Noch kurz vor der Abstimmung war es im türkischen Parlament zu einem Eklat gekommen, doch am Ende wurde die notwendige Zweidrittelmehrheit erreicht. Die HDP befürchtet nun die Festnahme ihrer Abgeordneten.

Istanbul - Das türkische Parlament hat mit der erforderlichen Zweidrittelmehrheit für die Aufhebung der Immunität von mehr als einem Viertel der Abgeordneten gestimmt. Für den Vorstoß der islamisch-konservativen AKP votierten am Freitag in Ankara 373 der 550 Abgeordneten, berichtete das Parlamentsfernsehen.

 

Der Schritt richtet sich vor allem gegen die Fraktion der pro-kurdischen HDP. Staatspräsident Recep Tayyip Erdogan wirft den HDP-Abgeordneten vor, der „verlängerte Arm“ der verbotenen kurdischen Arbeiterpartei PKK zu sein. Erdogan hatte dazu aufgerufen, ihre Immunität aufzuheben.

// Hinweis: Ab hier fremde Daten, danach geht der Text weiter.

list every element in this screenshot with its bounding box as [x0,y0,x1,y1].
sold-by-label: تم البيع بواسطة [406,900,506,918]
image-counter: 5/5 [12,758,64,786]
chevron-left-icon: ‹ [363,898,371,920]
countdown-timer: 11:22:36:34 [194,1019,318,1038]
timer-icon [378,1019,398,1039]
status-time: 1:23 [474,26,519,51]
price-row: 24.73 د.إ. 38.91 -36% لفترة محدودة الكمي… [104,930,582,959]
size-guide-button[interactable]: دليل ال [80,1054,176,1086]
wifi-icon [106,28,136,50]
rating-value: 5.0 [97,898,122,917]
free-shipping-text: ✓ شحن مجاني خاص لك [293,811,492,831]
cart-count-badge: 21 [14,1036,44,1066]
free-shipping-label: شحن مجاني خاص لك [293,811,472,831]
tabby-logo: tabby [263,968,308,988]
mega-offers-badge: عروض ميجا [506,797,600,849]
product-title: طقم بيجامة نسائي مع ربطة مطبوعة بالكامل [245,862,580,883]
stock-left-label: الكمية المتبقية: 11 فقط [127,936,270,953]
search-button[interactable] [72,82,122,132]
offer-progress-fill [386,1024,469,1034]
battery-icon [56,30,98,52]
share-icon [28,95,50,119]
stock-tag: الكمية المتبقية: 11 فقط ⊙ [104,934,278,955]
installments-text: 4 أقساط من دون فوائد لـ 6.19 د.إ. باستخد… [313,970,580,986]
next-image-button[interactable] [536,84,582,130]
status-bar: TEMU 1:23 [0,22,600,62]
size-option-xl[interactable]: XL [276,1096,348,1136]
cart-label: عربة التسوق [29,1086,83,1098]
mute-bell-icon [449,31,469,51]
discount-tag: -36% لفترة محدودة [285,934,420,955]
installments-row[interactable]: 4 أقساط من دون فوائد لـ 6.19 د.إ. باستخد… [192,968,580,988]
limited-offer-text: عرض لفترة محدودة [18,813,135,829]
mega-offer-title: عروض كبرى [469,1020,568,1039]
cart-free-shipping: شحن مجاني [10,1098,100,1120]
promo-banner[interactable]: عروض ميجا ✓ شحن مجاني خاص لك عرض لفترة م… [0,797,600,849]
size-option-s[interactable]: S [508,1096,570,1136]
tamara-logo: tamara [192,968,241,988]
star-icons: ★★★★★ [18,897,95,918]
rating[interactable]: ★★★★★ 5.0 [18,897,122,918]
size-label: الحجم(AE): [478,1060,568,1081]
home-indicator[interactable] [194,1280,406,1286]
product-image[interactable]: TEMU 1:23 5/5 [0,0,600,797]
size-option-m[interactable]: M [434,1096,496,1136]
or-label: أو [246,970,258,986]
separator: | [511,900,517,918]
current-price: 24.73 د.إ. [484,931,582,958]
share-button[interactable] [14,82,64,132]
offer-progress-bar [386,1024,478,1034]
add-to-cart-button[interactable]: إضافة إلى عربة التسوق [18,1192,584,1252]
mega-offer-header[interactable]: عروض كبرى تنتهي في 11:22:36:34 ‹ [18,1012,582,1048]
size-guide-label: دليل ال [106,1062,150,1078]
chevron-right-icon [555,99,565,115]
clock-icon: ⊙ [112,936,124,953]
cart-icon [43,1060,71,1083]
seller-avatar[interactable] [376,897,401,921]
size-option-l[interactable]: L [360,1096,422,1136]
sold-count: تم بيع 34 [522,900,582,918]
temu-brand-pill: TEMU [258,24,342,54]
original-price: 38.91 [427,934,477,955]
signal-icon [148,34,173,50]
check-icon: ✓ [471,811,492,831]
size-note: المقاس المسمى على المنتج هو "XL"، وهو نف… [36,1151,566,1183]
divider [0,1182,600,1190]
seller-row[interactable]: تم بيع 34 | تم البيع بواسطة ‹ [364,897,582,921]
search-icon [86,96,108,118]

Die Aufhebung der Immunität geschieht über eine befristete Verfassungsänderung. Konkret stimmten die 373 Abgeordneten am Freitag dafür, einen Satz aus Artikel 83 für jene 138 Mitglieder der Nationalversammlung auszusetzen, denen Straftaten vorgeworfen werden. Der Satz besagt: „Ein Abgeordneter, der vor oder nach der Wahl eine Straftat begangen haben soll, darf nicht festgenommen, verhört, verhaftet oder vor Gericht gestellt werden, wenn die Versammlung nicht anderweitig entscheidet.“ 138 Abgeordnete stimmten dagegen.

Damit ist der Weg für eine Strafverfolgung frei. Die HDP befürchtet die Festnahme von Abgeordneten ihrer Fraktion, gegen die vor allem Terrorvorwürfe erhoben werden. Parlamentarier anderer Parteien sehen sich Anschuldigungen wie etwa Amtsmissbrauch ausgesetzt.

Die 138 Abgeordneten, denen die Immunität entzogen wird, verteilen sich auf alle vier Parteien im Parlament: Nach Angaben der staatlichen Nachrichtenagentur Anadolu gehören 27 zur islamisch-konservativen AKP (317 Sitze), 51 zur Mitte-Links-Partei CHP (133 Sitze), 50 zur pro-kurdischen HDP (59 Sitze) und neun zur ultrarechten MHP (40 Sitze). Außerdem soll der einzigen parteilosen Abgeordneten die Immunität entzogen werden.